Formally, for functions $f(x, y)$ and $g(x, y)$, we say that $f$ is *big O* of $g$ (as $x$ and $y$ go to $0$), and write $f = O(g)$ or $f(x, y) = O(g(x, y))$ if there is a constant $C > 0$ such that whenever $x$ and $y$ are close enough to $0$, we have $|f(x, y)| \leq C g(x, y)$. The language "whenever $x$ and $y$ are close enough to $0$" is imprecise as written, and means that there exists some values $x_0$ and $y_0$ such that whenever $|x| < x_0$ and $|y| < y_0$, the statement $|f(x, y)| \leq C g(x, y)$ is true. This may be modified in a clear way for functions which have only one or more than two inputs.

In this text, we will never use big O to measure the growth of functions as their inputs go to infinity, so we will suppress the language "as $x$ and $y$ go to $0$." Some examples will be illustrative:
- $\sqrt{x^2 + y^2} = O(1)$ because if $|x| \leq 1$ and $|y| \leq 1$, then $\sqrt{x^2 + y^2} \leq \sqrt{1 + 1} \leq 2$. Note that "$1$" may be thought of as the function whose value is always $1$. 
- $5x^3 = O(x^3)$ because if $|x| \leq 1$ then $5 x^3 \leq 6 (x^3)$. This illustrates that we really need to be able to put a constant in front of the function inside of $O(\cdot)$, or else this could never work.
- $x^3= O(x^2)$. This is the example to pay attention to. If $|x| < 1$, then $|x^3|/x^2 = |x| < 1$, and we see that $x^3$ is smaller than $x^2$.
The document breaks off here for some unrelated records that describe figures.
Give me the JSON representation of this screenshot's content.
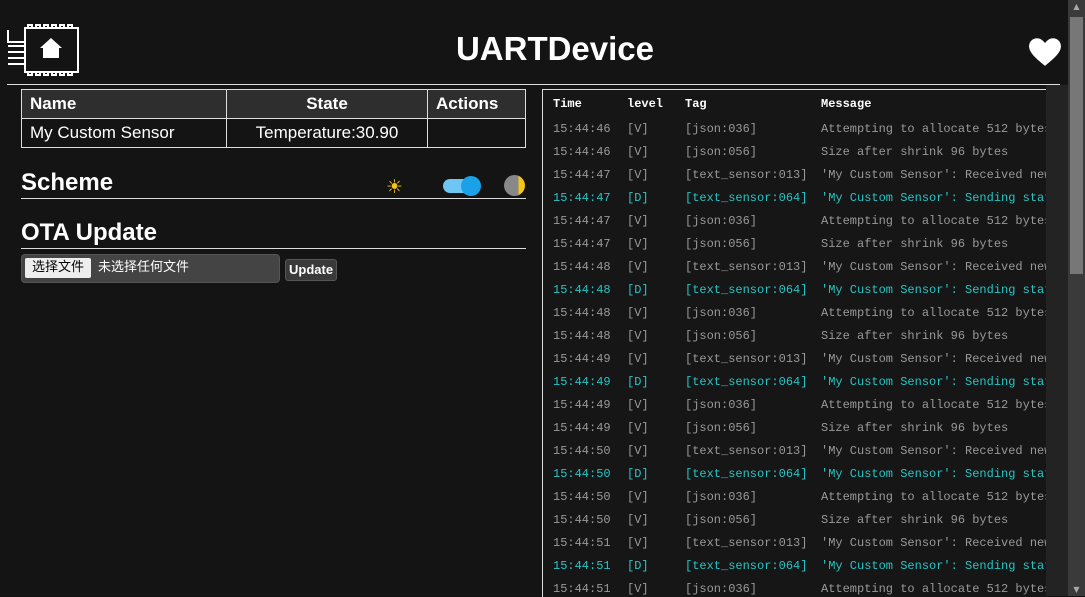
{
  "header": {
    "title": "UARTDevice",
    "logo_icon": "chip-home-icon",
    "heart_icon": "heart-icon"
  },
  "entities": {
    "headers": [
      "Name",
      "State",
      "Actions"
    ],
    "rows": [
      {
        "name": "My Custom Sensor",
        "state": "Temperature:30.90",
        "actions": ""
      }
    ]
  },
  "scheme": {
    "title": "Scheme",
    "light_icon": "sun-icon",
    "dark_icon": "moon-icon",
    "toggle_on": true
  },
  "ota": {
    "title": "OTA Update",
    "choose_label": "选择文件",
    "no_file_label": "未选择任何文件",
    "update_label": "Update"
  },
  "log": {
    "headers": [
      "Time",
      "level",
      "Tag",
      "Message"
    ],
    "rows": [
      [
        "15:44:46",
        "[V]",
        "[json:036]",
        "Attempting to allocate 512 bytes"
      ],
      [
        "15:44:46",
        "[V]",
        "[json:056]",
        "Size after shrink 96 bytes"
      ],
      [
        "15:44:47",
        "[V]",
        "[text_sensor:013]",
        "'My Custom Sensor': Received new"
      ],
      [
        "15:44:47",
        "[D]",
        "[text_sensor:064]",
        "'My Custom Sensor': Sending stat"
      ],
      [
        "15:44:47",
        "[V]",
        "[json:036]",
        "Attempting to allocate 512 bytes"
      ],
      [
        "15:44:47",
        "[V]",
        "[json:056]",
        "Size after shrink 96 bytes"
      ],
      [
        "15:44:48",
        "[V]",
        "[text_sensor:013]",
        "'My Custom Sensor': Received new"
      ],
      [
        "15:44:48",
        "[D]",
        "[text_sensor:064]",
        "'My Custom Sensor': Sending stat"
      ],
      [
        "15:44:48",
        "[V]",
        "[json:036]",
        "Attempting to allocate 512 bytes"
      ],
      [
        "15:44:48",
        "[V]",
        "[json:056]",
        "Size after shrink 96 bytes"
      ],
      [
        "15:44:49",
        "[V]",
        "[text_sensor:013]",
        "'My Custom Sensor': Received new"
      ],
      [
        "15:44:49",
        "[D]",
        "[text_sensor:064]",
        "'My Custom Sensor': Sending stat"
      ],
      [
        "15:44:49",
        "[V]",
        "[json:036]",
        "Attempting to allocate 512 bytes"
      ],
      [
        "15:44:49",
        "[V]",
        "[json:056]",
        "Size after shrink 96 bytes"
      ],
      [
        "15:44:50",
        "[V]",
        "[text_sensor:013]",
        "'My Custom Sensor': Received new"
      ],
      [
        "15:44:50",
        "[D]",
        "[text_sensor:064]",
        "'My Custom Sensor': Sending stat"
      ],
      [
        "15:44:50",
        "[V]",
        "[json:036]",
        "Attempting to allocate 512 bytes"
      ],
      [
        "15:44:50",
        "[V]",
        "[json:056]",
        "Size after shrink 96 bytes"
      ],
      [
        "15:44:51",
        "[V]",
        "[text_sensor:013]",
        "'My Custom Sensor': Received new"
      ],
      [
        "15:44:51",
        "[D]",
        "[text_sensor:064]",
        "'My Custom Sensor': Sending stat"
      ],
      [
        "15:44:51",
        "[V]",
        "[json:036]",
        "Attempting to allocate 512 bytes"
      ]
    ],
    "debug_color": "#29c4c4",
    "verbose_color": "#999999"
  }
}
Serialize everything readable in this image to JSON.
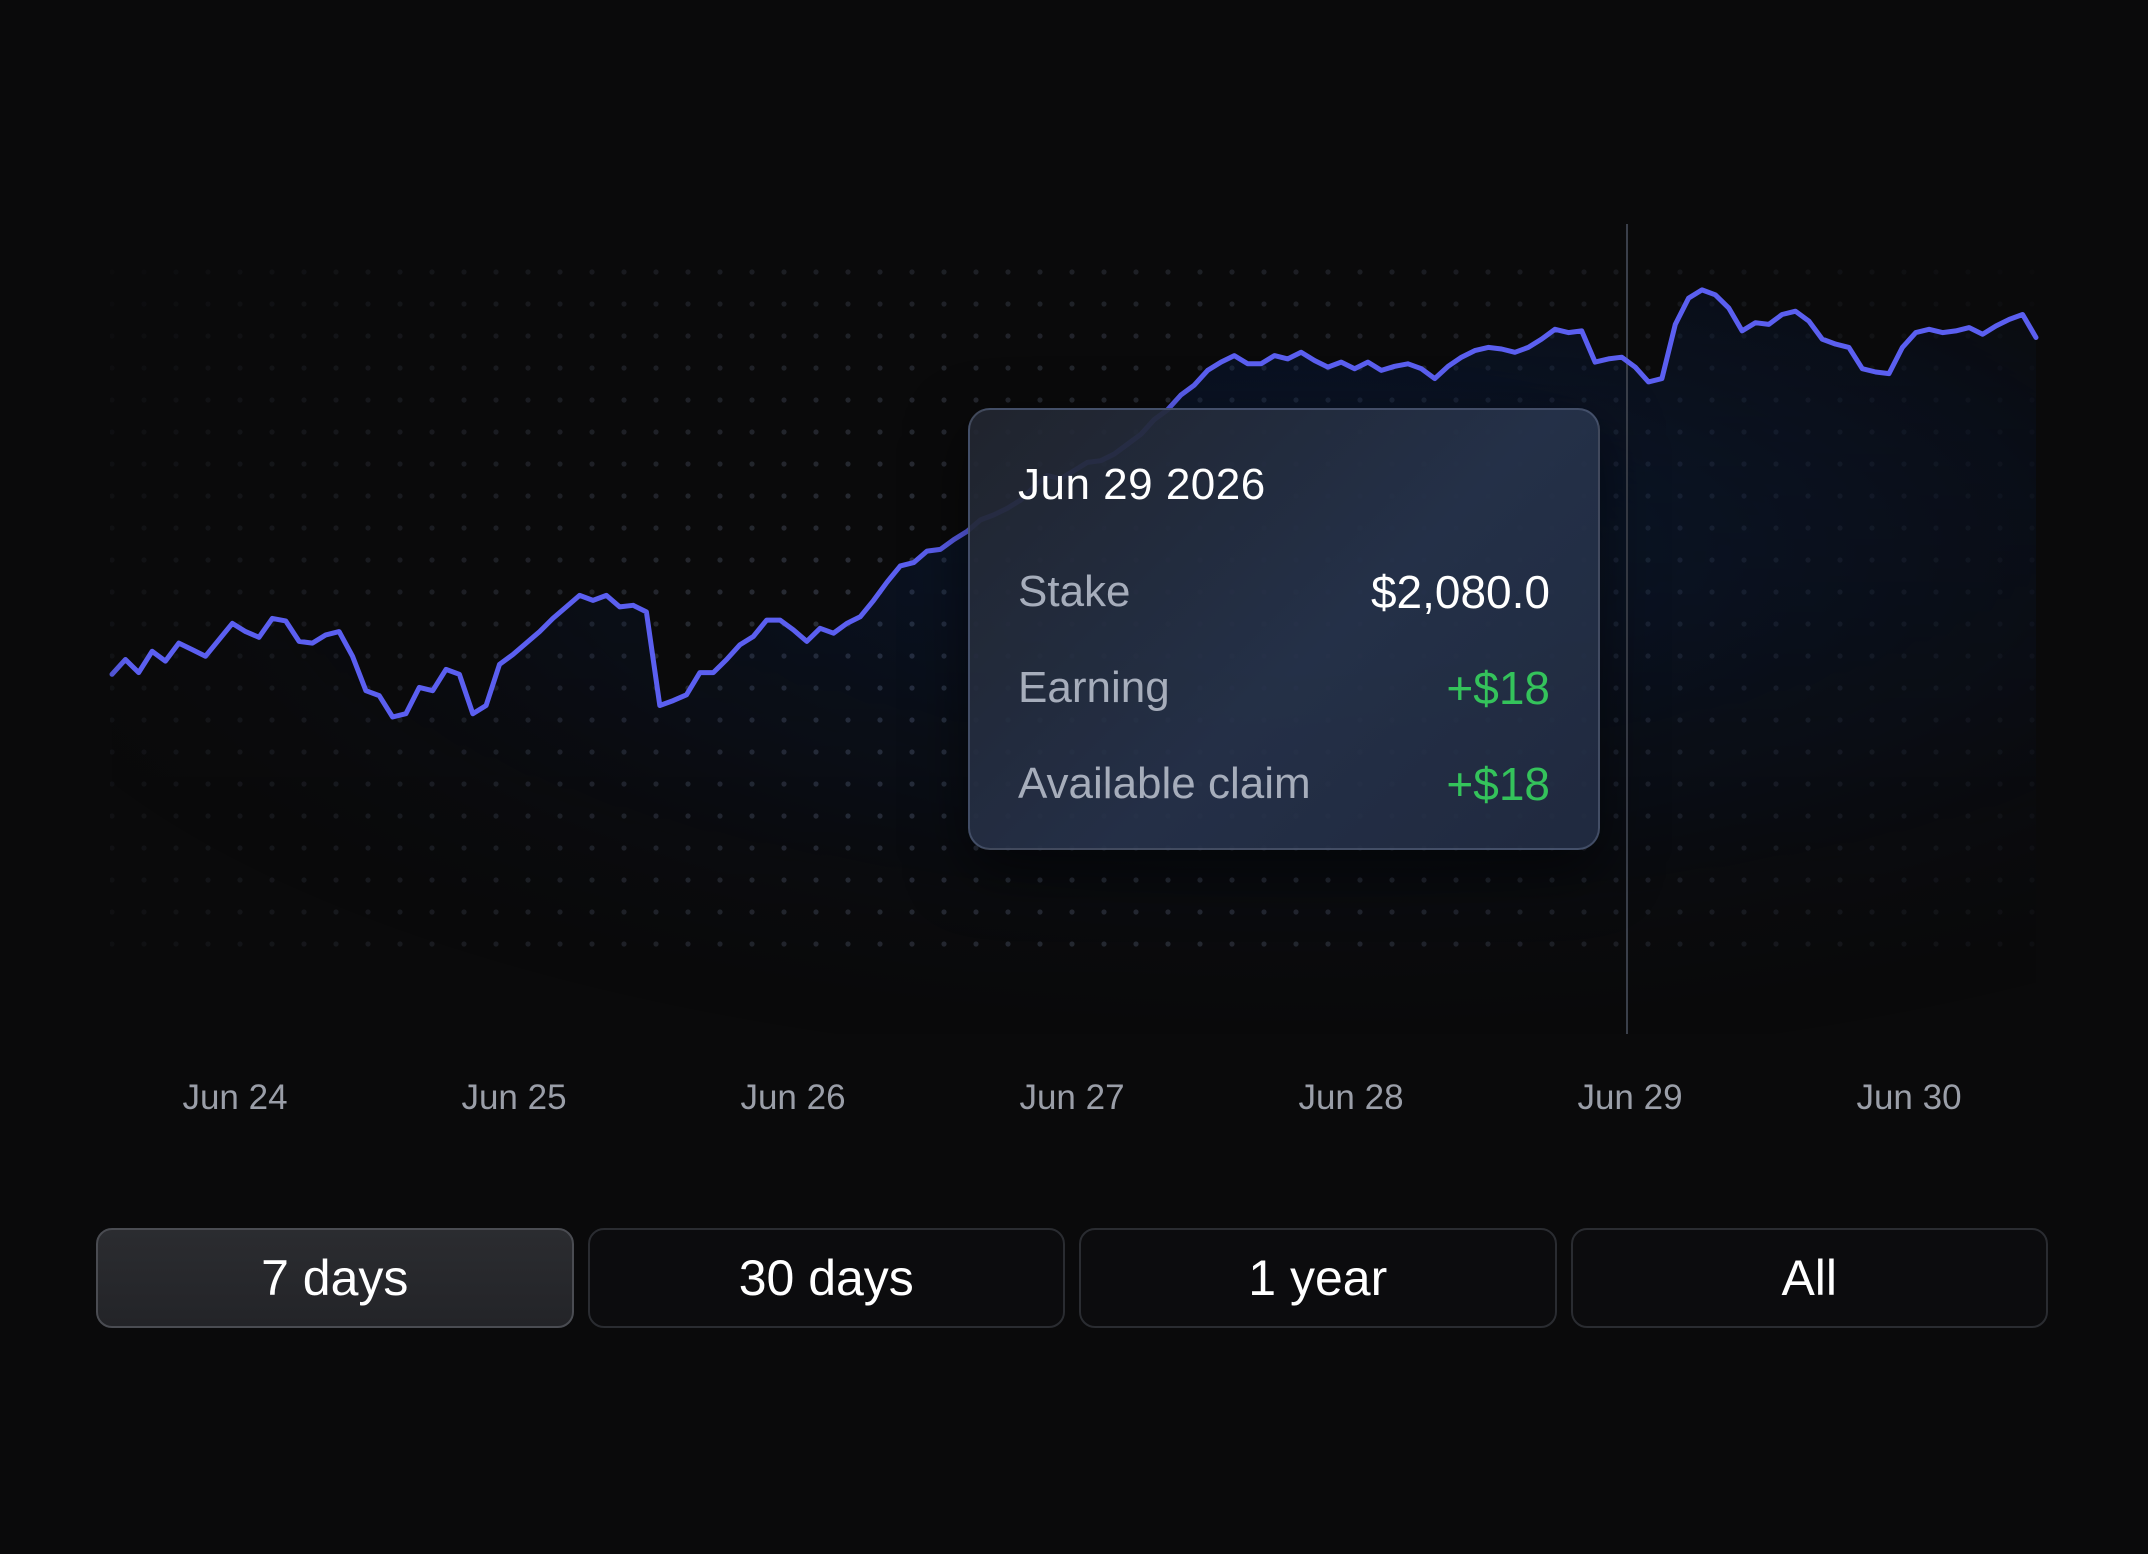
{
  "chart_data": {
    "type": "area",
    "x_labels": [
      "Jun 24",
      "Jun 25",
      "Jun 26",
      "Jun 27",
      "Jun 28",
      "Jun 29",
      "Jun 30"
    ],
    "series": [
      {
        "values": [
          1700,
          1718,
          1702,
          1728,
          1716,
          1738,
          1730,
          1722,
          1742,
          1762,
          1752,
          1745,
          1768,
          1765,
          1740,
          1738,
          1748,
          1752,
          1722,
          1680,
          1674,
          1648,
          1652,
          1684,
          1680,
          1706,
          1700,
          1652,
          1662,
          1712,
          1724,
          1738,
          1752,
          1768,
          1782,
          1796,
          1790,
          1796,
          1782,
          1784,
          1776,
          1662,
          1668,
          1675,
          1702,
          1702,
          1718,
          1736,
          1746,
          1766,
          1766,
          1754,
          1740,
          1756,
          1750,
          1762,
          1770,
          1790,
          1812,
          1832,
          1836,
          1850,
          1852,
          1864,
          1874,
          1888,
          1894,
          1902,
          1912,
          1928,
          1942,
          1938,
          1948,
          1958,
          1960,
          1968,
          1980,
          1992,
          2010,
          2022,
          2040,
          2052,
          2070,
          2080,
          2088,
          2078,
          2078,
          2088,
          2084,
          2092,
          2082,
          2074,
          2080,
          2072,
          2080,
          2070,
          2075,
          2078,
          2072,
          2060,
          2075,
          2086,
          2094,
          2098,
          2096,
          2092,
          2098,
          2108,
          2120,
          2116,
          2118,
          2080,
          2084,
          2086,
          2074,
          2056,
          2060,
          2126,
          2158,
          2168,
          2162,
          2146,
          2118,
          2128,
          2126,
          2138,
          2142,
          2130,
          2108,
          2102,
          2098,
          2072,
          2068,
          2066,
          2098,
          2116,
          2120,
          2116,
          2118,
          2122,
          2114,
          2124,
          2132,
          2138,
          2110
        ]
      }
    ],
    "hover": {
      "date_label": "Jun 29 2026"
    },
    "colors": {
      "line": "#5b5ff0",
      "area": "#0b2a5c",
      "crosshair": "#3a3f4a",
      "positive": "#34c35b",
      "background": "#0a0a0b"
    },
    "grid": "dotted"
  },
  "tooltip": {
    "date": "Jun 29 2026",
    "rows": [
      {
        "label": "Stake",
        "value": "$2,080.0",
        "tone": "neutral"
      },
      {
        "label": "Earning",
        "value": "+$18",
        "tone": "positive"
      },
      {
        "label": "Available claim",
        "value": "+$18",
        "tone": "positive"
      }
    ]
  },
  "range_selector": {
    "options": [
      "7 days",
      "30 days",
      "1 year",
      "All"
    ],
    "selected": "7 days"
  }
}
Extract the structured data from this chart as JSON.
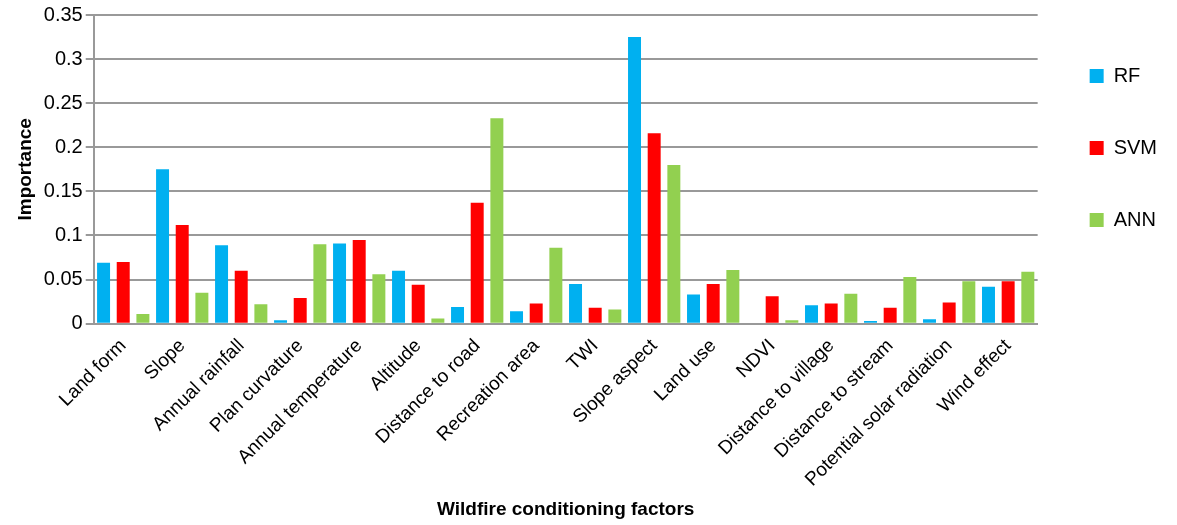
{
  "chart_data": {
    "type": "bar",
    "xlabel": "Wildfire conditioning factors",
    "ylabel": "Importance",
    "categories": [
      "Land form",
      "Slope",
      "Annual rainfall",
      "Plan curvature",
      "Annual temperature",
      "Altitude",
      "Distance to road",
      "Recreation area",
      "TWI",
      "Slope aspect",
      "Land use",
      "NDVI",
      "Distance to village",
      "Distance to stream",
      "Potential solar radiation",
      "Wind effect"
    ],
    "series": [
      {
        "name": "RF",
        "color": "#00b0f0",
        "values": [
          0.069,
          0.175,
          0.089,
          0.004,
          0.091,
          0.06,
          0.019,
          0.014,
          0.045,
          0.325,
          0.033,
          0,
          0.021,
          0.003,
          0.005,
          0.042
        ]
      },
      {
        "name": "SVM",
        "color": "#ff0000",
        "values": [
          0.07,
          0.112,
          0.06,
          0.029,
          0.095,
          0.044,
          0.137,
          0.023,
          0.018,
          0.216,
          0.045,
          0.031,
          0.023,
          0.018,
          0.024,
          0.048
        ]
      },
      {
        "name": "ANN",
        "color": "#92d050",
        "values": [
          0.011,
          0.035,
          0.022,
          0.09,
          0.056,
          0.006,
          0.233,
          0.086,
          0.016,
          0.18,
          0.061,
          0.004,
          0.034,
          0.053,
          0.048,
          0.059
        ]
      }
    ],
    "ylim": [
      0,
      0.35
    ],
    "yticks": [
      0,
      0.05,
      0.1,
      0.15,
      0.2,
      0.25,
      0.3,
      0.35
    ],
    "grid": "y",
    "legend": "right"
  }
}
- $\Delta x^2 + \Delta x^3 + \Delta t + \Delta t^3= O(\Delta x^2 + \Delta t)$. When we are working with powers of the inputs, it is always the smallest power of that variable that is the limiting factor. 

This allows us to precisely guarantee the accuracy of a Taylor approximation. For a second order approximation to a function $f$ with continuous third derivative, we have that $f(x+h) = f(x) + f'(x)h + f''(x)h^2/2 + R(h)$, where $R(h) = f'''(\xi_h) h^3/6$ for some $\xi_h$ between $x$ and $x+h$. We don't know exactly what $f'''(\xi_h)$ is, but we know that it is bounded by some constant $M$ (this uses the continuity of $f'''$ and compactness of the domain), and so $|R(h)| \leq h^3 M/6$. That is to say, $R(h) = O(h^3)$. This is a general fact about Taylor approximations: assuming the domain is nice and the derivatives are smooth, the $k$-th order Taylor approximation to $f(x+h)$ (which uses up to the $k$-th derivative of $f$) has error $O(h^{k+1})$.